The devil take him, he should have drunk the whole damn bottle of whisky. He was brimming, on the verge of coming, and he hadn’t even let his cock touch her, angling his lower half away from her as he held her gorgeous body.
If he didn’t use every ounce of restraint he possessed, he would spill outside of her and she wouldn’t get the baby she wanted. But Henrietta was accommodating, willing to go along with his undue haste.
He felt he should warn her. “There can be pain.”
“Yes, I know. My mother told me a great deal about it all. Everything.”
Her mother. Of course, Georgiana would educate her daughters. Oliver should never have supposed Henrietta had already experienced copulation. Yet another regret in a long line of his regrettable actions towards her.
And the duchess was probably the one to mislead Henrietta about pleasure during the act. Oliver knew from hints Crispin had dropped over the last two decades that he and Georgiana had the vanishingly rare experience of sharing a fervent and mutual desire in their marriage bed.
“But the pain has to do with breaking something, doesn’t it?” Henrietta asked. “I ride so much, surely I’m already broken?”
He had not thought of that. Maybe this would be less uncomfortable for her than it had been for Violet who had screamed curses at him the first time or Emily who had cried silently.
He moved towards her under the sheet and got on his knees.
He could actually hear her swallow before she whispered, “What should I do?”
“Can you spread your legs?”
Obediently, she slid her legs apart, and he moved his knees into the gap she had created on the mattress. He leaned down and put a hand flat on either side of her. The wet tip of his cock brushed against the soft skin of her belly, and he hissed.
“Sorry,” he said just as she said, “Are you all right?”and lifted her head and knocked her forehead against his.
If only he were the type who could laugh at their mutual clumsiness and assure her everything was fine.
But he wasn’t. And damn it, he did not think he could afford to delay any longer. Still hovering over her, he took one hand and held his cock and tried to find her entrance.
“Oh,” she said and sucked in a breath. “That’s lovely.” She wriggled just a little. “You touching me there.”
It was more than lovely. It was tremendous, tantalizing, titillating to brush his fingers and the head of his cock over her heated lips and their soft wisps of hair. And deeper in, she was wet in her delicate folds and not just from his own persistent dribble.

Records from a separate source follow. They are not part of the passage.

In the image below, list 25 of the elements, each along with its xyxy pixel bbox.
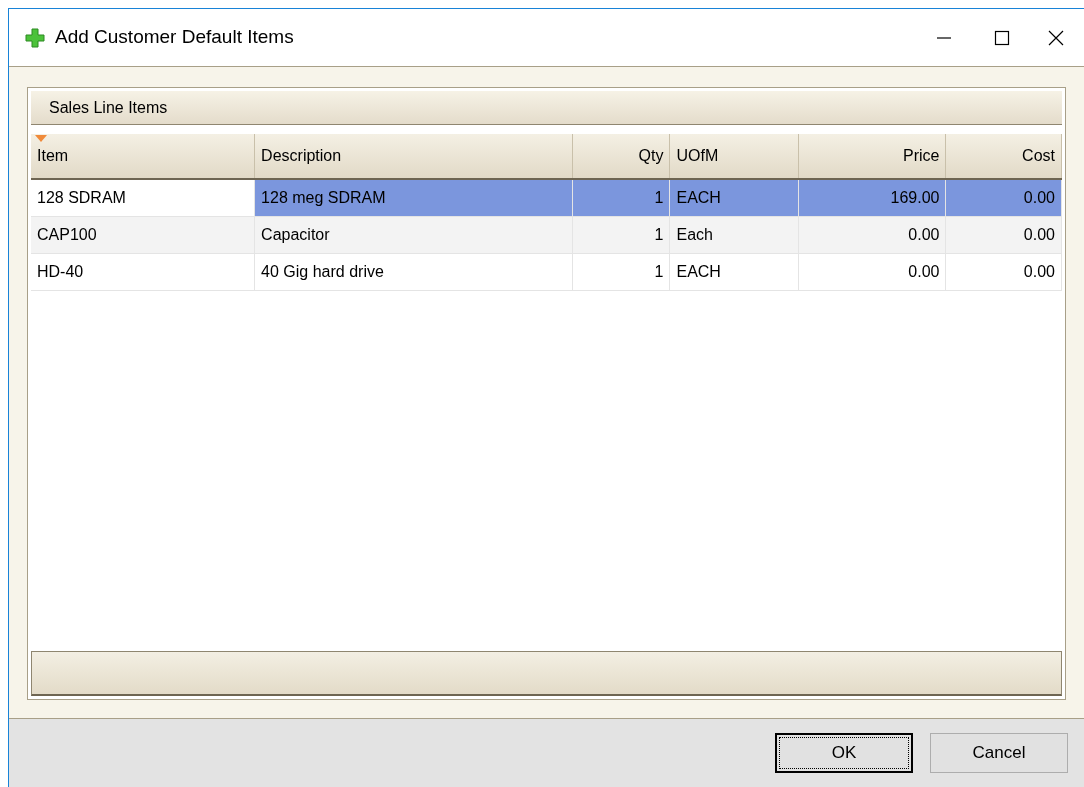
column-header[interactable]: Item xyxy=(31,134,256,178)
table-cell: 0.00 xyxy=(946,217,1062,253)
table-cell: Each xyxy=(670,217,799,253)
window-title: Add Customer Default Items xyxy=(55,25,294,50)
table-cell: CAP100 xyxy=(31,217,256,253)
table-cell: Capacitor xyxy=(255,217,573,253)
table-cell: 169.00 xyxy=(799,180,947,216)
maximize-icon xyxy=(994,29,1010,46)
table-cell: 0.00 xyxy=(946,180,1062,216)
table-cell: 1 xyxy=(572,217,671,253)
table-cell: 0.00 xyxy=(799,217,947,253)
column-header[interactable]: Description xyxy=(255,134,573,178)
dialog-button[interactable]: OK xyxy=(775,733,913,773)
table-cell: 128 meg SDRAM xyxy=(255,180,573,216)
column-header[interactable]: Qty xyxy=(572,134,671,178)
dialog-button[interactable]: Cancel xyxy=(930,733,1068,773)
column-header[interactable]: UOfM xyxy=(670,134,799,178)
table-cell: 1 xyxy=(572,180,671,216)
group-title: Sales Line Items xyxy=(31,91,1062,125)
table-cell: EACH xyxy=(670,180,799,216)
column-header[interactable]: Price xyxy=(799,134,947,178)
close-icon xyxy=(1048,29,1064,46)
minimize-icon xyxy=(937,36,951,39)
column-header[interactable]: Cost xyxy=(946,134,1062,178)
plus-icon xyxy=(25,27,45,48)
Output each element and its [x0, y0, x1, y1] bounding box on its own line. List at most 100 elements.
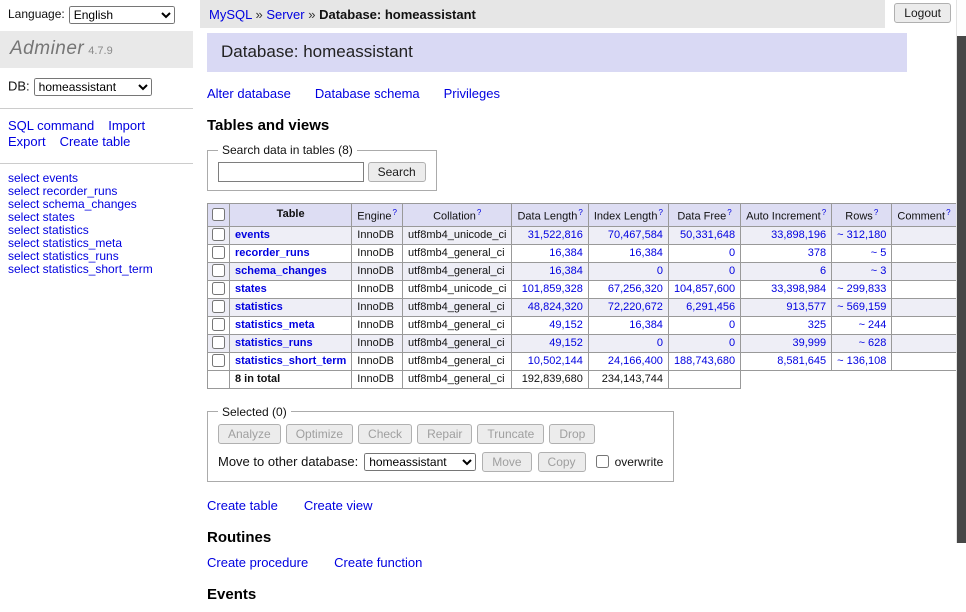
scrollbar-thumb[interactable] [957, 36, 966, 543]
repair-button[interactable]: Repair [417, 424, 472, 444]
table-name-link[interactable]: statistics [235, 301, 283, 313]
move-button[interactable]: Move [482, 452, 531, 472]
table-name-link[interactable]: states [235, 283, 267, 295]
index-length-link[interactable]: 16,384 [629, 247, 663, 259]
select-all-checkbox[interactable] [212, 208, 225, 221]
column-help-link[interactable]: ? [874, 208, 878, 217]
data-free-link[interactable]: 50,331,648 [680, 229, 735, 241]
auto-increment-link[interactable]: 33,898,196 [771, 229, 826, 241]
copy-button[interactable]: Copy [538, 452, 586, 472]
sidebar-table-link[interactable]: select statistics_runs [8, 249, 119, 263]
breadcrumb-link-server[interactable]: Server [266, 7, 304, 22]
move-db-select[interactable]: homeassistant [364, 453, 476, 471]
auto-increment-link[interactable]: 325 [808, 319, 826, 331]
table-name-link[interactable]: events [235, 229, 270, 241]
data-free-link[interactable]: 0 [729, 265, 735, 277]
rows-link[interactable]: ~ 569,159 [837, 301, 886, 313]
index-length-link[interactable]: 67,256,320 [608, 283, 663, 295]
index-length-link[interactable]: 0 [657, 265, 663, 277]
index-length-link[interactable]: 72,220,672 [608, 301, 663, 313]
drop-button[interactable]: Drop [549, 424, 595, 444]
rows-link[interactable]: ~ 3 [871, 265, 887, 277]
data-free-link[interactable]: 0 [729, 247, 735, 259]
index-length-link[interactable]: 0 [657, 337, 663, 349]
auto-increment-link[interactable]: 378 [808, 247, 826, 259]
sidebar-table-link[interactable]: select schema_changes [8, 197, 137, 211]
auto-increment-link[interactable]: 8,581,645 [777, 355, 826, 367]
index-length-link[interactable]: 70,467,584 [608, 229, 663, 241]
sidebar-table-link[interactable]: select events [8, 171, 78, 185]
analyze-button[interactable]: Analyze [218, 424, 281, 444]
rows-link[interactable]: ~ 136,108 [837, 355, 886, 367]
data-free-link[interactable]: 0 [729, 319, 735, 331]
overwrite-checkbox[interactable] [596, 455, 609, 468]
column-help-link[interactable]: ? [822, 208, 826, 217]
sidebar-action-export[interactable]: Export [8, 134, 46, 149]
rows-link[interactable]: ~ 299,833 [837, 283, 886, 295]
data-free-link[interactable]: 0 [729, 337, 735, 349]
column-help-link[interactable]: ? [946, 208, 950, 217]
sidebar-table-link[interactable]: select statistics_short_term [8, 262, 153, 276]
auto-increment-link[interactable]: 39,999 [793, 337, 827, 349]
row-checkbox[interactable] [212, 300, 225, 313]
check-button[interactable]: Check [358, 424, 412, 444]
alter-database-link[interactable]: Alter database [207, 86, 291, 101]
auto-increment-link[interactable]: 33,398,984 [771, 283, 826, 295]
sidebar-action-sql-command[interactable]: SQL command [8, 118, 94, 133]
search-input[interactable] [218, 162, 364, 182]
optimize-button[interactable]: Optimize [286, 424, 353, 444]
logout-button[interactable]: Logout [894, 3, 951, 23]
db-select[interactable]: homeassistant [34, 78, 152, 96]
column-help-link[interactable]: ? [393, 208, 397, 217]
sidebar-table-link[interactable]: select states [8, 210, 75, 224]
data-free-link[interactable]: 6,291,456 [686, 301, 735, 313]
table-name-link[interactable]: statistics_short_term [235, 355, 346, 367]
data-length-link[interactable]: 31,522,816 [528, 229, 583, 241]
create-view-link[interactable]: Create view [304, 498, 373, 513]
data-free-link[interactable]: 188,743,680 [674, 355, 735, 367]
index-length-link[interactable]: 16,384 [629, 319, 663, 331]
truncate-button[interactable]: Truncate [477, 424, 544, 444]
privileges-link[interactable]: Privileges [444, 86, 500, 101]
data-length-link[interactable]: 101,859,328 [522, 283, 583, 295]
row-checkbox[interactable] [212, 336, 225, 349]
create-function-link[interactable]: Create function [334, 555, 422, 570]
create-table-link[interactable]: Create table [207, 498, 278, 513]
column-help-link[interactable]: ? [477, 208, 481, 217]
row-checkbox[interactable] [212, 228, 225, 241]
column-help-link[interactable]: ? [578, 208, 582, 217]
table-name-link[interactable]: statistics_meta [235, 319, 315, 331]
rows-link[interactable]: ~ 244 [859, 319, 887, 331]
sidebar-action-import[interactable]: Import [108, 118, 145, 133]
data-free-link[interactable]: 104,857,600 [674, 283, 735, 295]
row-checkbox[interactable] [212, 246, 225, 259]
rows-link[interactable]: ~ 5 [871, 247, 887, 259]
search-button[interactable]: Search [368, 162, 426, 182]
scrollbar[interactable] [956, 0, 966, 543]
sidebar-action-create-table[interactable]: Create table [60, 134, 131, 149]
data-length-link[interactable]: 48,824,320 [528, 301, 583, 313]
row-checkbox[interactable] [212, 282, 225, 295]
sidebar-table-link[interactable]: select statistics_meta [8, 236, 122, 250]
table-name-link[interactable]: schema_changes [235, 265, 327, 277]
auto-increment-link[interactable]: 913,577 [786, 301, 826, 313]
data-length-link[interactable]: 10,502,144 [528, 355, 583, 367]
language-select[interactable]: English [69, 6, 175, 24]
auto-increment-link[interactable]: 6 [820, 265, 826, 277]
row-checkbox[interactable] [212, 354, 225, 367]
index-length-link[interactable]: 24,166,400 [608, 355, 663, 367]
data-length-link[interactable]: 16,384 [549, 247, 583, 259]
table-name-link[interactable]: recorder_runs [235, 247, 310, 259]
column-help-link[interactable]: ? [658, 208, 662, 217]
rows-link[interactable]: ~ 628 [859, 337, 887, 349]
row-checkbox[interactable] [212, 318, 225, 331]
rows-link[interactable]: ~ 312,180 [837, 229, 886, 241]
app-logo[interactable]: Adminer [10, 38, 84, 59]
database-schema-link[interactable]: Database schema [315, 86, 420, 101]
create-procedure-link[interactable]: Create procedure [207, 555, 308, 570]
data-length-link[interactable]: 49,152 [549, 337, 583, 349]
column-help-link[interactable]: ? [727, 208, 731, 217]
sidebar-table-link[interactable]: select statistics [8, 223, 89, 237]
breadcrumb-link-mysql[interactable]: MySQL [209, 7, 252, 22]
table-name-link[interactable]: statistics_runs [235, 337, 313, 349]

“May I?” he said through clenched teeth.
“Yes. Please.”
He put the head of his cock just barely inside her. God, he was close.
“Is that all right?” he gasped out.
Her hands came up and rested on his shoulders. “Anything you do is all right, Oliver.”
That wasn’t true. That had never been true. Nevertheless, he slowly pressed into her. Her sex was ungodly hot and tight, gripping him.
She made a little sound.
“Am I hurting you?”
“Yes, I mean, it’s a full feeling. But, please, don’t stop.” Her hands moved from his shoulders to his upper arms. “Please.”
He slid in farther, clenching his buttocks in the hopes that would keep him from release.
“Yes,” she said.
Another inch from him. Oh, my God. And then another, and another, and another and suddenly he was totally seated in her, totally surrounded by her.
“Is that it?” she said, her voice a little strained. “Is it over?”
Almost, he wanted to say. Instead, he ground out, “I’m going to pull back and push in again.”
Her hands tightened on his arms. “You have to start again? I did something wrong.”